Monday, December 8, 2014 Make room in your schedule for fun
Do you want to play games, bake cookies and read with your child but never seem to find the time? During this holiday season, make a pledge to schedule those fun times. Write them on the calendar. Then if someone asks you to do something at that time, you can say “I have something on the calendar already.” Spending time with your child is important. Don’t leave it to chance.
Tuesday, December 9, 2014 Every child deserves some praise
Praising children can boost their self-esteem and help them persevere when things aren’t going well. But sometimes, it’s hard to find something nice to say.
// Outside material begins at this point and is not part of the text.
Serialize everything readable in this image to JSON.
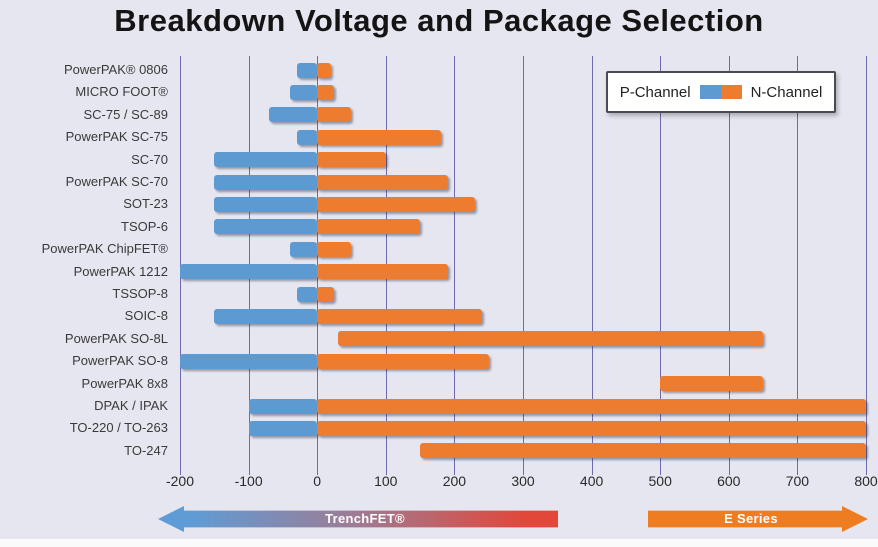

Kids always know when you’re lying, so if you are looking for something to praise when your child is struggling, try to focus on something your child has done right. You might also say “That was a good try,” or “That’s difficult, but I know you can do it.”
Wednesday, December 10, 2014 Capture your child’s successes in a memory book
Give your child the confidence of knowing you think he’s special by making him a memory book. Collect his special work, photos and awards from school, sports or other activities and lay them on the floor in chronological order. Then let your child choose what he would like to include to remember this school year. Put the items in a scrapbook. If you do it each year, your child will have a collection to be proud of.
Thursday, December 11, 2014
Combat greed with giving
Because many holidays involve gift giving, it’s easy for kids to focus entirely on their own needs and wants. Help your child learn that it is important to think about and help others by looking for ways to do so as a family. Is there an elderly person in your neighborhood who needs help taking out the trash? Could you collect blankets for a shelter? Your child will gain a better understanding of her value to your community.
Friday, December 12, 2014 Start the day a better way
Even children who wake up early seem to have trouble getting ready for school. But a little bit of planning can make your morning routine less hectic. Make a list with your child of things that must be done each morning. Post the list and a pencil where your child can reach them, and let him check off the items as he completes them. You’ll both appreciate the result: a hassle-free morning.
Saturday, December 13, 2014 Teach social studies with food and friends
In social studies class, children gain an understanding of other cultures. Parents can provide a different dimension to this appreciation, and the holiday season is a great time to do it. Plan a special potluck holiday meal. Invite friends and neighbors from different geographic regions and ask them to bring a dish from their home state or country. During your meal, share stories of family traditions.
Sunday, December 14, 2014 Give your child a taste of food science
Here’s a way to turn your child’s interest in food into a learning experience: Put a little sugar on different parts of her tongue. When does she actually taste it? Repeat with lemon juice, salt and unsweetened chocolate. See if your child can identify the place on the tongue where sweet, sour, salty and bitter flavors are tasted. Have her suck on an ice cube and repeat the experiment. Does it make a difference?